There is no slack in the winding seam 1, and when the heater needle is removed, there is no curling up of the end of the winding, and the end of the winding can be securely fastened, and the end of the winding can be fastened with high efficiency. Therefore, it is possible to provide high productivity and low cost, and it is possible to select the width of the sheet, the thickness of the sheet,
By selecting the winding core, the axial length and thickness of the cartridge filter can be arbitrarily selected, and the cost does not increase even if the number of lots is small. Furthermore, the thickness of the thermoplastic resin sheet and the bonding condition based on it can be easily adjusted by appropriately selecting the heater needle shape, heater temperature, fusion time, heater needle pressure, etc. Various effects can be obtained.

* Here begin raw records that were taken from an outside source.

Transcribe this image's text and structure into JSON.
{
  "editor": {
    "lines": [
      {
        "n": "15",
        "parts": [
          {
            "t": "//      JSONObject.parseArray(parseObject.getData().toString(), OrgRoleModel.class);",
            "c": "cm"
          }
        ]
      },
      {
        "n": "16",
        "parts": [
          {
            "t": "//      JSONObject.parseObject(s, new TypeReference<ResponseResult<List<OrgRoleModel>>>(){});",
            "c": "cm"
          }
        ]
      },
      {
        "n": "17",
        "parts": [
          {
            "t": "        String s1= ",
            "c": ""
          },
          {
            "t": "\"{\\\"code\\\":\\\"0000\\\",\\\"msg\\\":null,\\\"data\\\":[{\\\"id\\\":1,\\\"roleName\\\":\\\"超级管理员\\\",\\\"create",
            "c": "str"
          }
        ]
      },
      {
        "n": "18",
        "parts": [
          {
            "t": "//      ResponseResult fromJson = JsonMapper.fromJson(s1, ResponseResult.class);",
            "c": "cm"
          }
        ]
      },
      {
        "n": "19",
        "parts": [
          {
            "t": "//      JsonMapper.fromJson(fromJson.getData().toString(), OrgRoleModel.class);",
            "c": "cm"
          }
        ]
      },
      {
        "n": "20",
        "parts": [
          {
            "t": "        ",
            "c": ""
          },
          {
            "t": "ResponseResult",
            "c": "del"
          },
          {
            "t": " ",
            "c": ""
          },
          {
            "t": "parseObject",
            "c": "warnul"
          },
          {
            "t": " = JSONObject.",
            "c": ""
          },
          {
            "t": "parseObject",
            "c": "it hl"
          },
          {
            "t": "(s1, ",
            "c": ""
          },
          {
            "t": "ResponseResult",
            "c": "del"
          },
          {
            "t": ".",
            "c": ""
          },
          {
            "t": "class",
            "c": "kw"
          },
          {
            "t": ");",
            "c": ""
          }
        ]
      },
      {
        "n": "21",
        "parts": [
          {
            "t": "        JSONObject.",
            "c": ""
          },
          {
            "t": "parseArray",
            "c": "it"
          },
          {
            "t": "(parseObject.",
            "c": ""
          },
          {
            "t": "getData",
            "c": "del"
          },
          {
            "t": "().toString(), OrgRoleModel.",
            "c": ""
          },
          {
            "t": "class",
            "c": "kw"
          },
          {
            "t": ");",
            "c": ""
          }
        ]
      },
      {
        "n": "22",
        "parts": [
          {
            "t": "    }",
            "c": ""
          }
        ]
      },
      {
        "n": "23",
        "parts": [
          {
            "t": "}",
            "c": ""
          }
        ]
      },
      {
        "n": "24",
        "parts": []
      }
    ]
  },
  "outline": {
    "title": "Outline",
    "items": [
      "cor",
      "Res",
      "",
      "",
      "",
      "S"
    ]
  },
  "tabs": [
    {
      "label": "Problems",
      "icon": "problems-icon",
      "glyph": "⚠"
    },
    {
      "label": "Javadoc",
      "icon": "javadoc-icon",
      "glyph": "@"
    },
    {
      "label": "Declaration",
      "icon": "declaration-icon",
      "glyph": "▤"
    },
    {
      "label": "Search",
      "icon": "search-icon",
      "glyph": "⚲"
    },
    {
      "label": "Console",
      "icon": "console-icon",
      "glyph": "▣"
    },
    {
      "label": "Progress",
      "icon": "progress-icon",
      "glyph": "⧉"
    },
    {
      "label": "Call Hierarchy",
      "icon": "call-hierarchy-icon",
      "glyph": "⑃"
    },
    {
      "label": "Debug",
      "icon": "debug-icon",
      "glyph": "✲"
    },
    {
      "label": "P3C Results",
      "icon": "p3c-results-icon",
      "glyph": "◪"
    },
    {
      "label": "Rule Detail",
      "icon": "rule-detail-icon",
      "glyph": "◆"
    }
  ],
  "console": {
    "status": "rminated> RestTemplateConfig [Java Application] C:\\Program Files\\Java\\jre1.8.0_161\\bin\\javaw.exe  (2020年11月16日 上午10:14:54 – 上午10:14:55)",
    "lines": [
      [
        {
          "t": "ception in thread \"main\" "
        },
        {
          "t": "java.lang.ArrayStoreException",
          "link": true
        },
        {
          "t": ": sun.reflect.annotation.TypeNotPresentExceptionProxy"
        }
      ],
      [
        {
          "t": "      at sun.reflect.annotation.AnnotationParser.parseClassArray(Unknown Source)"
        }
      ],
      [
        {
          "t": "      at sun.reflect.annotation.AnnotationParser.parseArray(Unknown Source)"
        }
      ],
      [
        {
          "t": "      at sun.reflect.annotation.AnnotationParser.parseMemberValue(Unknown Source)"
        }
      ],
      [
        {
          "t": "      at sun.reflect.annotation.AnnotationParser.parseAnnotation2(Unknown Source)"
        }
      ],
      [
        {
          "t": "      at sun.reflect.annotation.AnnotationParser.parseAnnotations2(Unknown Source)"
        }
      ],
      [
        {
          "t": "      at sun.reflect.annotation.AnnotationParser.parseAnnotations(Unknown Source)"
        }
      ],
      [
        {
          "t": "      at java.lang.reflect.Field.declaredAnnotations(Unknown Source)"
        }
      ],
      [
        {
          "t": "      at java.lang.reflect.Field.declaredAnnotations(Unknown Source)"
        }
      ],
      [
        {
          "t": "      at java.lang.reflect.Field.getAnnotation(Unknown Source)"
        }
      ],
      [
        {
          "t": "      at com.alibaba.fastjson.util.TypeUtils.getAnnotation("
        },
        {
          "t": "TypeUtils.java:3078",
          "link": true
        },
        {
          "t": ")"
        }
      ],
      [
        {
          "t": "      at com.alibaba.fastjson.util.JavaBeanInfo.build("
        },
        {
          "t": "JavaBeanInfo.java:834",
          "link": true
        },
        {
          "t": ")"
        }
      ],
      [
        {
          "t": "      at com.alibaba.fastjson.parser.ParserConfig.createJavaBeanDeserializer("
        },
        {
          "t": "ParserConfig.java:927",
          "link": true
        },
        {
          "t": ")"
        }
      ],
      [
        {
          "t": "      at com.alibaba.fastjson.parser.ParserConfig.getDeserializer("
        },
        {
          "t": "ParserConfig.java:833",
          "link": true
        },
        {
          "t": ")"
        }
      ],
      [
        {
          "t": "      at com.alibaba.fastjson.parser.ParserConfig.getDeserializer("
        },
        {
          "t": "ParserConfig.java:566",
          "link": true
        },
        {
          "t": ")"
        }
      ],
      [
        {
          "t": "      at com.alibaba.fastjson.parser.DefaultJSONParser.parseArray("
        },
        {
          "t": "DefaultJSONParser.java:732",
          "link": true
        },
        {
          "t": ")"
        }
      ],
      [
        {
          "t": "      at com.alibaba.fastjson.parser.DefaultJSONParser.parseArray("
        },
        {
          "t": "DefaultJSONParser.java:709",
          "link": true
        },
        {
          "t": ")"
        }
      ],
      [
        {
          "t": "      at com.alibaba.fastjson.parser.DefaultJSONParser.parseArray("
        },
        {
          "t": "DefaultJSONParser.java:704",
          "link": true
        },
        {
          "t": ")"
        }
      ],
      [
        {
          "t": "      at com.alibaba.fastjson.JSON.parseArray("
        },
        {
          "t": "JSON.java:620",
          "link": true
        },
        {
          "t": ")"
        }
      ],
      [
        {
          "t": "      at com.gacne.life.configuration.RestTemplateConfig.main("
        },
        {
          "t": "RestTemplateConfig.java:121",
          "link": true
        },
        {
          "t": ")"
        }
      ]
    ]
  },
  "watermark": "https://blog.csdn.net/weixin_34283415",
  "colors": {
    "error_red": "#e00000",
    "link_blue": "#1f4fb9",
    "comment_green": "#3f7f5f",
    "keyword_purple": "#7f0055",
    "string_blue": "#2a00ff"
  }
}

[Brief explanation of the drawing]

Fig. 1 is a perspective view of the main parts showing one embodiment of the device for carrying out the present invention, Fig. 2 is a side view of the main parts, and Fig. 3 is a schematic view of the main parts when combined with an automatic core feeder. Side view, Figure 4 (
8) to (E) are operation explanatory diagrams of the embodiment of FIG. 1. DESCRIPTION OF SYMBOLS 1... Seal winding mechanism, 2... Thermoplastic resin sheet, 3... Conhair heald, 4... Drive roll, 7
...Motor, 12... Winding core, 13... Winding core support mechanism, 15... Shaft, 16... Support arm, 21
Heater pore, 22... Heat supply device, 23... Heater needle, 24... Lifting support mechanism, 25... Winding end presser plate,
40...temporary presser support, 43...spring.

Claims (2)

[Claims] (1) In a method of winding a thermoplastic resin sheet in multiple layers around a core and treating the end of the sheet, the position of the end of the wound sheet is set at a fixed position, and the end of the winding is oriented in the axial direction. The sheet is held down by a presser plate, and then the required number of heater needles are inserted through the end presser plate to a depth of at least one layer of the sheet winding end to locally heat the sheet, soften or melt it, and heat the sheet. A method for treating ends of a thermoplastic resin sheet, characterized in that by removing the needles, the portions are cooled and fixed, thereby bonding the end of the sheet to the next layer and fixing the end of the wound sheet. (2) In a winding device that winds a thermoplastic resin sheet in multiple layers around a winding core using a friction drive method, a heater mechanism is provided that is supported so as to be able to rise and fall at the end of the wound roll-shaped sheet; This heater mechanism supports a heat supply device, a plurality of heater needles vertically installed below the heat supply device at required intervals, and a lower limit of the heat supply device that can be freely adjusted in a vertically adjustable manner. and a sheet holding plate that is supported by the heat supply device so as to be movable up and down, elastically presses the winding end of the wound sheet, and has a hole through which the heater needle is inserted. End-processing device for plastic resin sheets.